My brain is working overtime trying to find something positive in the cold weather that we have had on the east coast this winter. About the only thing I can come up with is that the chilling temperatures are the perfect excuse for braising meaty stews for supper. Lamb shanks are a cut that clearly illustrates why meat on the bone is so prized by serious cooks. The bones give up their gelatin to lend a wonderful texture to the sauce, and the meat is the personification of succulence. One of the reasons I love it is because (outside of the lamb shanks, which require a trip to the store), I can pull it off with ingredients that I have in the house--canned tomatoes, olives, vino, and other Mediterranean staples. It's what I am making for dinner tonight. (photo by Ben Fink)
Lamb Shanks with Feta and Olives
Makes 4 servings
Serve these spooned over orzo, macaroni, or rice, or with roasted potato wedges.
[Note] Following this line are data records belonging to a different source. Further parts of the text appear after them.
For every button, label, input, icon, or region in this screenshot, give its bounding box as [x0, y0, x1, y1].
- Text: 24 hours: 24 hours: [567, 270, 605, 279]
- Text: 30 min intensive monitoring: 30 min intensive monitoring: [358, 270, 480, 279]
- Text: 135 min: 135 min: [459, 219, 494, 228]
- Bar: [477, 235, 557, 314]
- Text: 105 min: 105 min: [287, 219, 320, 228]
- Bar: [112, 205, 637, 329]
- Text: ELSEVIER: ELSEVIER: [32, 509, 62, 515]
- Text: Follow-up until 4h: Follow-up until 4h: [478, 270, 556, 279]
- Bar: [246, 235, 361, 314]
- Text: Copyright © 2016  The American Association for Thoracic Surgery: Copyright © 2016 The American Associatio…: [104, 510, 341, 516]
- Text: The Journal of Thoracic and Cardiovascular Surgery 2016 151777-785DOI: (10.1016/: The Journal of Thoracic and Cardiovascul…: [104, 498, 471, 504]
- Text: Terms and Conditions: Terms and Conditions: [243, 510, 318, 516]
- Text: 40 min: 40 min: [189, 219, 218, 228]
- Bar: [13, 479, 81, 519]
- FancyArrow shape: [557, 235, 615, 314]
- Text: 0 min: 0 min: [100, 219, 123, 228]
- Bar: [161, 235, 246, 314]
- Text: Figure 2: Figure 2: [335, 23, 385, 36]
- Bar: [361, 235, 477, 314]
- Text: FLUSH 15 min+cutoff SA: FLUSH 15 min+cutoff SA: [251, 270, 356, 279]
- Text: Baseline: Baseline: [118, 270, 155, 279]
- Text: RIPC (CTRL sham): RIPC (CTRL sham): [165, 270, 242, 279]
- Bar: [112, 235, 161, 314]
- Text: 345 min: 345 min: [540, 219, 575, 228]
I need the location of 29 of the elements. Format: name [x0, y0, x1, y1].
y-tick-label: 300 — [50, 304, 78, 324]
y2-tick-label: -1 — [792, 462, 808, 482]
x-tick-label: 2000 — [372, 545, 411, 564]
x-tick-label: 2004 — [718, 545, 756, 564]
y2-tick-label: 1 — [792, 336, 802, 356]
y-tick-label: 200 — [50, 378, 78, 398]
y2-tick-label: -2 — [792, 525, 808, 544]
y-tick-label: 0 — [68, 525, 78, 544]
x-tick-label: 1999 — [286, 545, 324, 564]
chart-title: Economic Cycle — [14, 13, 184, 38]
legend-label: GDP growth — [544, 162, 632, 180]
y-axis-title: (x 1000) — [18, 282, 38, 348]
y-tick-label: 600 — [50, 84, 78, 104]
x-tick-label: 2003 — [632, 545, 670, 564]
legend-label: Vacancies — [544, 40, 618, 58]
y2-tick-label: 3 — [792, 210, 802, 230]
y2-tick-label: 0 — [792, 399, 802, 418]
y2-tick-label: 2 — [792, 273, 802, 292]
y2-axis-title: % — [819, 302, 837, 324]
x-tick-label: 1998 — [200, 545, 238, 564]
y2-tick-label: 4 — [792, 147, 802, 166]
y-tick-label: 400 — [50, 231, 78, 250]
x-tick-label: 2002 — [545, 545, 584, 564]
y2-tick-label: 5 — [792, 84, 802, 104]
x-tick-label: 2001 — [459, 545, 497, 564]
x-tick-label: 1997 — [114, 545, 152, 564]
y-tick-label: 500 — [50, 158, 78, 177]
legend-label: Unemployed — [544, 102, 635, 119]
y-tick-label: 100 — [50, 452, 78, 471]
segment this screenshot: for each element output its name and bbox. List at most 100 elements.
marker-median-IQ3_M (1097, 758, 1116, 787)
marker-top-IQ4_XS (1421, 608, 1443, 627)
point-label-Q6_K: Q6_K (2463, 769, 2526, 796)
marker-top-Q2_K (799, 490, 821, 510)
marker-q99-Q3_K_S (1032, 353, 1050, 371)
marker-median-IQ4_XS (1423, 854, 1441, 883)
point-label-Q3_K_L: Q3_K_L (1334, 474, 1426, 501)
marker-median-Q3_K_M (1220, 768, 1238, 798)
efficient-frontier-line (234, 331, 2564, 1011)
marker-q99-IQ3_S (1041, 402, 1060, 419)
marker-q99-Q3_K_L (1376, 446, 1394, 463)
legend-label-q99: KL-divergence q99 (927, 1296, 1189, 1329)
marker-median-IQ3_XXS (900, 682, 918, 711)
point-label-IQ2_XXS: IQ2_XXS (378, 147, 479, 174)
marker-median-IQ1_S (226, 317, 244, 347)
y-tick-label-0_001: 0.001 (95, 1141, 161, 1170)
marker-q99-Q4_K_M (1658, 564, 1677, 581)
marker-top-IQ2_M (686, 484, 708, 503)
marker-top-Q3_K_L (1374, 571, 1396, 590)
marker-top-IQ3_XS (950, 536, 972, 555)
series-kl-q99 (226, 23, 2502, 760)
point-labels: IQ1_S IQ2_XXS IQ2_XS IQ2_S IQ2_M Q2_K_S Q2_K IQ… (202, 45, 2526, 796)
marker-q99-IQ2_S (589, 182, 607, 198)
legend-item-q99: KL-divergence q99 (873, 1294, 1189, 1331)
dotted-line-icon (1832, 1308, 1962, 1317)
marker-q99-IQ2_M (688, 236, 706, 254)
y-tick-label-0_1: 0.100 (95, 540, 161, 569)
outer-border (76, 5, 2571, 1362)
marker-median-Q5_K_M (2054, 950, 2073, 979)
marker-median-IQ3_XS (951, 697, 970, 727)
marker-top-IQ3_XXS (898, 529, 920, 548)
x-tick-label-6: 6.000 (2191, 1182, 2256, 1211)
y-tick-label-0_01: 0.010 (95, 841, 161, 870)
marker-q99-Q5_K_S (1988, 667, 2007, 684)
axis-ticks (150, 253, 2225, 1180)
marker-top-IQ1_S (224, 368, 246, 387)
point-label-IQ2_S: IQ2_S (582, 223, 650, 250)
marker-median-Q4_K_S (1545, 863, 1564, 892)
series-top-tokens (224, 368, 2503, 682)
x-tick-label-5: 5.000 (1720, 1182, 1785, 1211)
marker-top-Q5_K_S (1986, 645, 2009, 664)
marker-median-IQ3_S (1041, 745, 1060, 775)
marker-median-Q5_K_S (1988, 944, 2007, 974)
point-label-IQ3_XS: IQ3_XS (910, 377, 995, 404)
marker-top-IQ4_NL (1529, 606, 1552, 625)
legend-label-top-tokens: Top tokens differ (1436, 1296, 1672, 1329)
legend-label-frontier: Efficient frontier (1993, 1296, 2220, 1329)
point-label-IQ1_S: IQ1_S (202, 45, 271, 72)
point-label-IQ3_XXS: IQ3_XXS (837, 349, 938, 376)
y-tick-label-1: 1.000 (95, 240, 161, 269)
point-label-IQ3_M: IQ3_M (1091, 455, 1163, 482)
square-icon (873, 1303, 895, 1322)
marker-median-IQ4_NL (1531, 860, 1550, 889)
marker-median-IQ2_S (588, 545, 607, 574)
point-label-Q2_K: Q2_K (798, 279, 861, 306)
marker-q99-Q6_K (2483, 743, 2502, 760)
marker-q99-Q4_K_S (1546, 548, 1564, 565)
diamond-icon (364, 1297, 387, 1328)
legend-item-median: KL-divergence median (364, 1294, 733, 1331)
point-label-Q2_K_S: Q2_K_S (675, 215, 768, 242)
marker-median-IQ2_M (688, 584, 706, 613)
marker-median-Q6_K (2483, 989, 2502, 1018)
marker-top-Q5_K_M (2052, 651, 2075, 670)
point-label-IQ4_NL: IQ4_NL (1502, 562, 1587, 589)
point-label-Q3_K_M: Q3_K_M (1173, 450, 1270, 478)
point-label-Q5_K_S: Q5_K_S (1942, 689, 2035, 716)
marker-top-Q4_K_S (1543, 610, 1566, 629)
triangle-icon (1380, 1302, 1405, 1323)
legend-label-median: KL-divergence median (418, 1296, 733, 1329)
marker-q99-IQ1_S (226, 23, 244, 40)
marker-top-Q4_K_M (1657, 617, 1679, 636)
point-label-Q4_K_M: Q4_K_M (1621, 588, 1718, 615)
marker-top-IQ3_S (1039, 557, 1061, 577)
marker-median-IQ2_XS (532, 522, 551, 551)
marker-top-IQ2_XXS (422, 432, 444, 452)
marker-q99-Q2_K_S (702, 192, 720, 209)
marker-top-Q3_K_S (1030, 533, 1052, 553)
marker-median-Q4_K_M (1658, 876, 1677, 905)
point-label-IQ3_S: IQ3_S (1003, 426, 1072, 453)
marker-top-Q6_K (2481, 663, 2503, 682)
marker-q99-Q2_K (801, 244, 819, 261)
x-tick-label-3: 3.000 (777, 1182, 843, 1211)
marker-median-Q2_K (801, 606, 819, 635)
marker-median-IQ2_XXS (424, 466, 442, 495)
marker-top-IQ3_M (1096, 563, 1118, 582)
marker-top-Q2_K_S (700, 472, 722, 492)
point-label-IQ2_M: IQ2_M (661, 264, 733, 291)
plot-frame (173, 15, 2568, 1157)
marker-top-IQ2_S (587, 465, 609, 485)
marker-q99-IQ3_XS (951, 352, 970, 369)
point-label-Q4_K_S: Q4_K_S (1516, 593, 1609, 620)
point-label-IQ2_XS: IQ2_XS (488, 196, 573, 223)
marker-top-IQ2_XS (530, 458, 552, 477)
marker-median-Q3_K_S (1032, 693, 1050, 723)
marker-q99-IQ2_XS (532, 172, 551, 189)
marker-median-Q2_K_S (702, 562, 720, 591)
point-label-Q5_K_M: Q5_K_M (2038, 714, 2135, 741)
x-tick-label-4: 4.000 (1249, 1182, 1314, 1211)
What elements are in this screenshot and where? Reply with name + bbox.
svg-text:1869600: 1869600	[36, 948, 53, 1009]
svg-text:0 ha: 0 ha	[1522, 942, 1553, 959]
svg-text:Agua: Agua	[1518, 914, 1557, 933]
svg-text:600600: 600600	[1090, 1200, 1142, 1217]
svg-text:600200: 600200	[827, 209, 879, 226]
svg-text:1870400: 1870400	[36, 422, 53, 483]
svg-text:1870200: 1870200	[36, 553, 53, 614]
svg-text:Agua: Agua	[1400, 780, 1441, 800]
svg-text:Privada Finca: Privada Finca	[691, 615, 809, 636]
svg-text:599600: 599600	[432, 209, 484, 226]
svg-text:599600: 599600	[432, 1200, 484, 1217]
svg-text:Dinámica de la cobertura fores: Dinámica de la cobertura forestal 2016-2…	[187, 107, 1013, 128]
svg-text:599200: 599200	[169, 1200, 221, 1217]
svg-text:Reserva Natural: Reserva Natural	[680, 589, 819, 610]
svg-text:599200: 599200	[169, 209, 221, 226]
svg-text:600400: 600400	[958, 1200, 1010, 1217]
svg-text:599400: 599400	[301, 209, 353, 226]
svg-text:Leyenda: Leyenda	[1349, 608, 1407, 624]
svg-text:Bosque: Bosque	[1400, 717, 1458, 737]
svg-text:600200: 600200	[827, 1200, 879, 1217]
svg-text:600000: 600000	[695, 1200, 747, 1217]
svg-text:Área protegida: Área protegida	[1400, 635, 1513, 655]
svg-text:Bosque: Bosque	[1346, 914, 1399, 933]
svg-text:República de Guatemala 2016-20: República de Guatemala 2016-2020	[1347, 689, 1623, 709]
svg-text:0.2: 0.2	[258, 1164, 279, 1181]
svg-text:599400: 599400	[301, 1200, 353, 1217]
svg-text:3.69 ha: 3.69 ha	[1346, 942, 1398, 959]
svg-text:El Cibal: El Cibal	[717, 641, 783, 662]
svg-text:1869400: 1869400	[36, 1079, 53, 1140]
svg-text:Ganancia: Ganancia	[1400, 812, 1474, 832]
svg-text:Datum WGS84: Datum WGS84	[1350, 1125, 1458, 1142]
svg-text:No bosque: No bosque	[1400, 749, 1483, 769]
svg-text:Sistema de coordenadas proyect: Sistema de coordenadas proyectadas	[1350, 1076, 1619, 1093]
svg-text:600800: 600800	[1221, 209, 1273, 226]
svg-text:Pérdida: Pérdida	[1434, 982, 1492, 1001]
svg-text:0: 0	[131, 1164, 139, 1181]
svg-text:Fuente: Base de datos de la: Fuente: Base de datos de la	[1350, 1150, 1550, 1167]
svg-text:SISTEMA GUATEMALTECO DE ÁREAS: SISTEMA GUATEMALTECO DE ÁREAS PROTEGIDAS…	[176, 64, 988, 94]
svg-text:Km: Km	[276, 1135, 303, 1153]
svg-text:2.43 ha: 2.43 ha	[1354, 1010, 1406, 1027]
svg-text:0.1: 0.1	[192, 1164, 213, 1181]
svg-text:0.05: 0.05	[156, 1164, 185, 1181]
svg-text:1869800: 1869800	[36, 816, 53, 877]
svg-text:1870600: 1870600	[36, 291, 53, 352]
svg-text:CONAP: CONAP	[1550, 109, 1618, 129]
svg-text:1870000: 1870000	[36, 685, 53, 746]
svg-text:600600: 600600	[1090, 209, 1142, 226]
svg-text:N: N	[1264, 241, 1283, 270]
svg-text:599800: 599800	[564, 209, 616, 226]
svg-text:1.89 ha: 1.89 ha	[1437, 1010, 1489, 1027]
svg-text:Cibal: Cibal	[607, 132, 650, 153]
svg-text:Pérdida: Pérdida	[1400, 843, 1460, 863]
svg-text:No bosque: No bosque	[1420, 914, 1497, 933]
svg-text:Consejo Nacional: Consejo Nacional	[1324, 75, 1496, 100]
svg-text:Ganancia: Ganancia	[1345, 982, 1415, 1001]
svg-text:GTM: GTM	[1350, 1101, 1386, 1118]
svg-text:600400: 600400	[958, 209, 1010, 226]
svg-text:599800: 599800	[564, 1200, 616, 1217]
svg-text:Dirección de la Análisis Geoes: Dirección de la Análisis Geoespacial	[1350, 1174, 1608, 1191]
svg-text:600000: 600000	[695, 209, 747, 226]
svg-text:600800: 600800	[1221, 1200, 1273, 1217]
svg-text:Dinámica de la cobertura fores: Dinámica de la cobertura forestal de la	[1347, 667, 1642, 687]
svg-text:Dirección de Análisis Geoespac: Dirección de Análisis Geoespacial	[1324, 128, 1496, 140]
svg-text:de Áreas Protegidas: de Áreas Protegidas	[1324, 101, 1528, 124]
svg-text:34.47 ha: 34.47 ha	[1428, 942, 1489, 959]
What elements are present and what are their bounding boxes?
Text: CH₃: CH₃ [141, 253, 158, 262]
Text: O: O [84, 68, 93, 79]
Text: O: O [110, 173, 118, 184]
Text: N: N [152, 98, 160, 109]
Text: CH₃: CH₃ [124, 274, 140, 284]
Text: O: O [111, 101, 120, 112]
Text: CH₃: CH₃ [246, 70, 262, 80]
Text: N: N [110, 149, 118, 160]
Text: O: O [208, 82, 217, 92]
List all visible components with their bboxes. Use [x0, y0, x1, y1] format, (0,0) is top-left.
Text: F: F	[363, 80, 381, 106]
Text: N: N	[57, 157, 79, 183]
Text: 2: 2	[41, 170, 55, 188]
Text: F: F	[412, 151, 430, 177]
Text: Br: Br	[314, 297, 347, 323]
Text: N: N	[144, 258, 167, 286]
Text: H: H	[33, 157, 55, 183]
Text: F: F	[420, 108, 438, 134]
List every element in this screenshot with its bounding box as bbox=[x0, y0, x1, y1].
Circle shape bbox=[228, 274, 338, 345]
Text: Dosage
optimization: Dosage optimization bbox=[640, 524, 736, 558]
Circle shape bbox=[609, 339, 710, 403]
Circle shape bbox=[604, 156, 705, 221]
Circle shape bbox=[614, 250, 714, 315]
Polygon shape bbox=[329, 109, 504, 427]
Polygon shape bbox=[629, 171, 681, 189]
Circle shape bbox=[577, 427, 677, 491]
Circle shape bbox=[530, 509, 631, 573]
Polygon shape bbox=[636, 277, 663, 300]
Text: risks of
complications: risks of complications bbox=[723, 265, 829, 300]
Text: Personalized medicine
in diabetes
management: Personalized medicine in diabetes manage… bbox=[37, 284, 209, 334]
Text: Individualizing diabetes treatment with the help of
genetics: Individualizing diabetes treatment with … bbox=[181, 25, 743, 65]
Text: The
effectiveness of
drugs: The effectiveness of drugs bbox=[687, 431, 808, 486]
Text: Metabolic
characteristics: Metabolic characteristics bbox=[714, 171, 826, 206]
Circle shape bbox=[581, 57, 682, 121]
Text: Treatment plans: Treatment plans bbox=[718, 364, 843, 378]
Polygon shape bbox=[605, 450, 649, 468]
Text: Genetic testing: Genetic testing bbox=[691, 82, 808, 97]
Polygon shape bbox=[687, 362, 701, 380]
Yes, you can use fresh rosemary, but add it to the sauce during the last 30 minutes of cooking or it will lose its flavor.
2 tablespoons olive oil, plus more as needed
4 lamb shanks, about 1 1/4 pounds each
1 teaspoon salt, plus more to taste
1/2 teaspoon freshly ground black pepper, plus more to taste
1 large onion, chopped
4 garlic cloves, finely chopped
1 cup hearty red wine, such as Shiraz
One 28-ounce can crushed tomatoes in puree
One 15 1/2-ounce can chopped tomatoes in juice
1 tablespoon crushed dried rosemary 1/2 teaspoon crushed hot red pepper
1 cup pitted and coarsely chopped kalamata olives
3/4 cup (6 ounces) crumbled feta cheese
1. Position a rack in the center of the oven and preheat to 300°F.
2. Heat the oil in a Dutch oven over medium-high heat. Season the lamb shanks with the salt and pepper. In batches, add them to the Dutch oven and cook, turning occasionally, until browned on all sides, about 5 minutes. Transfer to a plate.
3. If needed, add a little more oil to the Dutch oven and heat over medium heat. Add the onion and cook, stirring occasionally, until the onion is tender, about 5 minutes. Stir in the garlic and cook until it gives off its fragrance, about 1 minute. Add the wine and bring to a boil, stirring up the browned bits in the Dutch oven with a wooden spatula. Stir in the crushed tomatoes, diced tomatoes with their juice, rosemary, and hot pepper. Return the lamb shanks to the Dutch oven and bring to a boil.
4. Cover tightly and bake until the lamb is very tender, about 2 1/2 hours. During the last few minutes, stir in the olives.
5. Season the sauce with salt and pepper. Sprinkle the lamb shanks with the feta cheese. Serve hot.